President Donald J. Trump gives a thumbs-up as he disembarks Air Force One at Tampa International Airport in Tampa, Florida, Friday, July 31, 2020, where he was greeted by state and local officials. (Official White House photo by Joyce N. Boghosian)
Historian Allan Lichtman announced Wednesday that his statistical model, which has correctly predicted every presidential election since 1984, forecasts Joe Biden as the 2020 winner.
But there's another model that also has outperformed the opinion polls, correctly forecasting the winner in 24 of the past 26 elections. It's only misses came in the razor-thin Kennedy-Nixon election of 1960 and the Bush-Gore "hanging chad" race of 2000.
That model, by Professor Helmut Norpoth of Stony Brook University in New York, concluded Trump has a 91% chance of winning in November.
Lichtman, an author and history professor at American University, announced his prediction in an op-ed video for the New York Times.
CNBC noted Lichtman was in the minority of analysts who called it right in 2016, largely ignoring "the detailed cross-tab polling analyses and swing state bean counting that are often prioritized in modern political punditry."
His model examines 13 different "Keys to the White House," which emphasize the record of the incumbent party occupying the White House rather than the nominees themselves.
The keys, presented as true-false statements, favor a win for the incumbent party if true.
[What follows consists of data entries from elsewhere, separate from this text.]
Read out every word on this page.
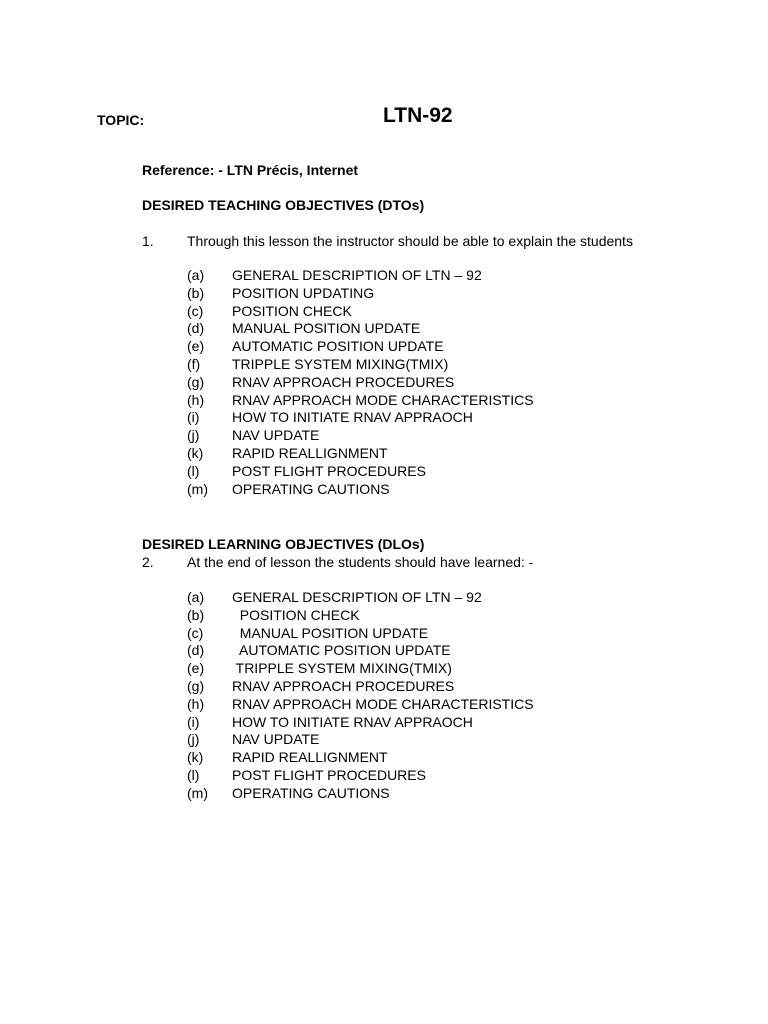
TOPIC:	LTN-92
Reference: - LTN Précis, Internet
DESIRED TEACHING OBJECTIVES (DTOs)
1. Through this lesson the instructor should be able to explain the students
(a) GENERAL DESCRIPTION OF LTN – 92
(b) POSITION UPDATING
(c) POSITION CHECK
(d) MANUAL POSITION UPDATE
(e) AUTOMATIC POSITION UPDATE
(f) TRIPPLE SYSTEM MIXING(TMIX)
(g) RNAV APPROACH PROCEDURES
(h) RNAV APPROACH MODE CHARACTERISTICS
(i) HOW TO INITIATE RNAV APPRAOCH
(j) NAV UPDATE
(k) RAPID REALLIGNMENT
(l) POST FLIGHT PROCEDURES
(m) OPERATING CAUTIONS
DESIRED LEARNING OBJECTIVES (DLOs)
2. At the end of lesson the students should have learned: -
(a) GENERAL DESCRIPTION OF LTN – 92
(b) POSITION CHECK
(c) MANUAL POSITION UPDATE
(d) AUTOMATIC POSITION UPDATE
(e) TRIPPLE SYSTEM MIXING(TMIX)
(g) RNAV APPROACH PROCEDURES
(h) RNAV APPROACH MODE CHARACTERISTICS
(i) HOW TO INITIATE RNAV APPRAOCH
(j) NAV UPDATE
(k) RAPID REALLIGNMENT
(l) POST FLIGHT PROCEDURES
(m) OPERATING CAUTIONS
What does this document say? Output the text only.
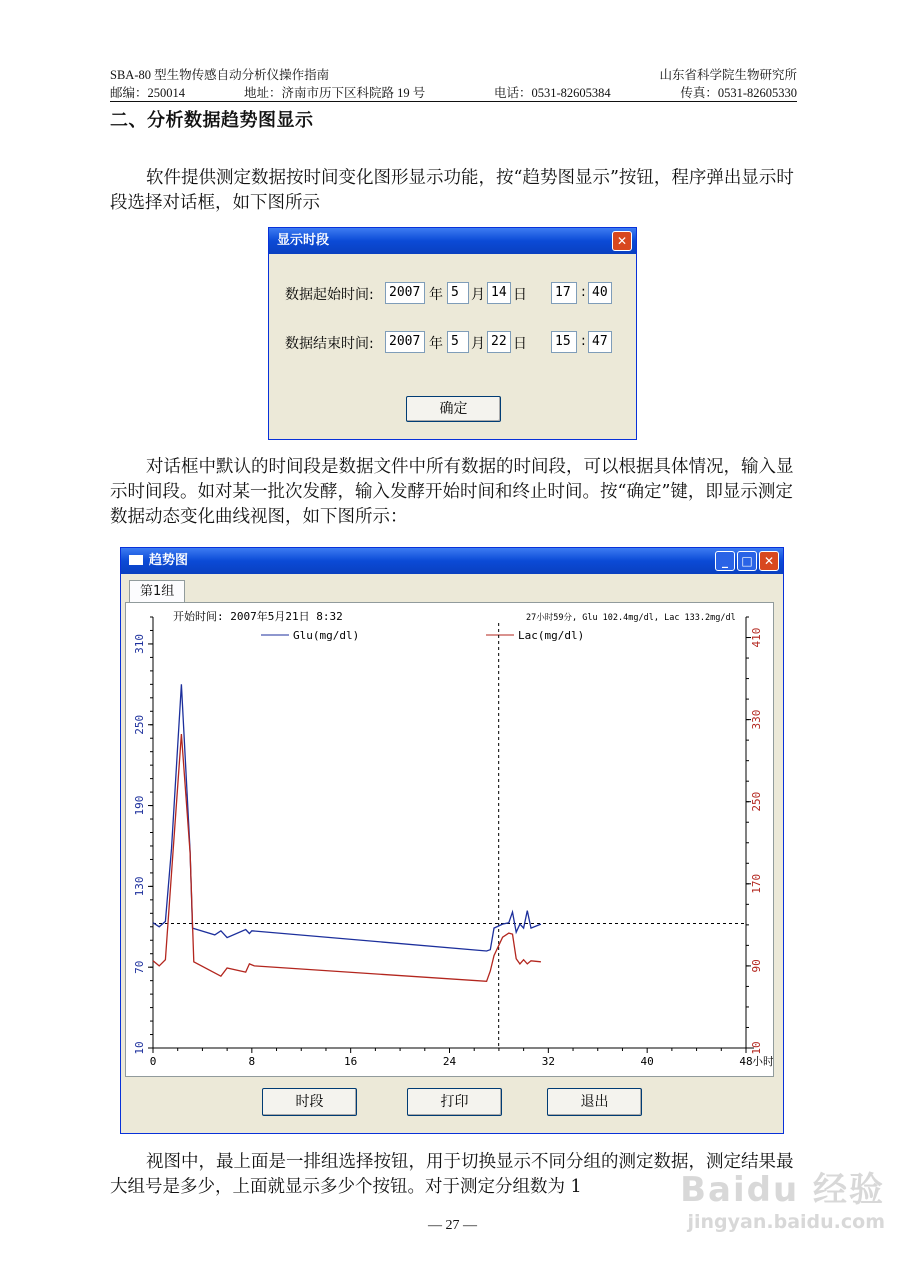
SBA-80 型生物传感自动分析仪操作指南	山东省科学院生物研究所
邮编：250014	地址：济南市历下区科院路 19 号	电话：0531-82605384	传真：0531-82605330
二、分析数据趋势图显示

软件提供测定数据按时间变化图形显示功能，按“趋势图显示”按钮，程序弹出显示时段选择对话框，如下图所示

显示时段	✕
数据起始时间:	2007 年 5 月 14 日	17 : 40
数据结束时间:	2007 年 5 月 22 日	15 : 47
确定

对话框中默认的时间段是数据文件中所有数据的时间段，可以根据具体情况，输入显示时间段。如对某一批次发酵，输入发酵开始时间和终止时间。按“确定”键，即显示测定数据动态变化曲线视图，如下图所示：

趋势图	_	□ ✕
第1组
0	8	16	24	32	40	48 小时
10
70
130
190
250
310
10
90
170
250
330
410
开始时间: 2007年5月21日 8:32	27小时59分, Glu 102.4mg/dl, Lac 133.2mg/dl
Glu(mg/dl)	Lac(mg/dl)
时段	打印	退出

视图中，最上面是一排组选择按钮，用于切换显示不同分组的测定数据，测定结果最大组号是多少，上面就显示多少个按钮。对于测定分组数为 1

— 27 —
Baidu 经验
jingyan.baidu.com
But if six or more of the statements are false, the challenger is predicted to win.
Lichtman says seven of the keys were false, which means Biden will win.
Norpoth's Primary Model takes a different approach, focusing on two factors: whether the incumbent party appears on the verge of losing power and whether a given candidate did better in the primaries than his or her opponent.
The statistical model is based on data from U.S. presidential elections going back to 1912.
In 2016, Norpoth contended the polls showing Hillary Clinton would win did not take into account who would actually vote in November. He wrote that "nearly all of us say, oh yes, I'll vote, and then many will not follow through."
In that election, he stood by his prediction that Trump had an 87% chance of winning despite the New York Times giving the Republican a 15% chance and the Huffington Post a 1% chance.
Norpoth noted that in the New Hampshire primary, Biden ended up in fifth place, in single digits. He said he didn't know of any nominee who did so poorly in New Hampshire who went on to win in November.
Current opinion polling gives Joe Biden a double-digit lead over the president, much as they favor Clinton at the same point in 2016.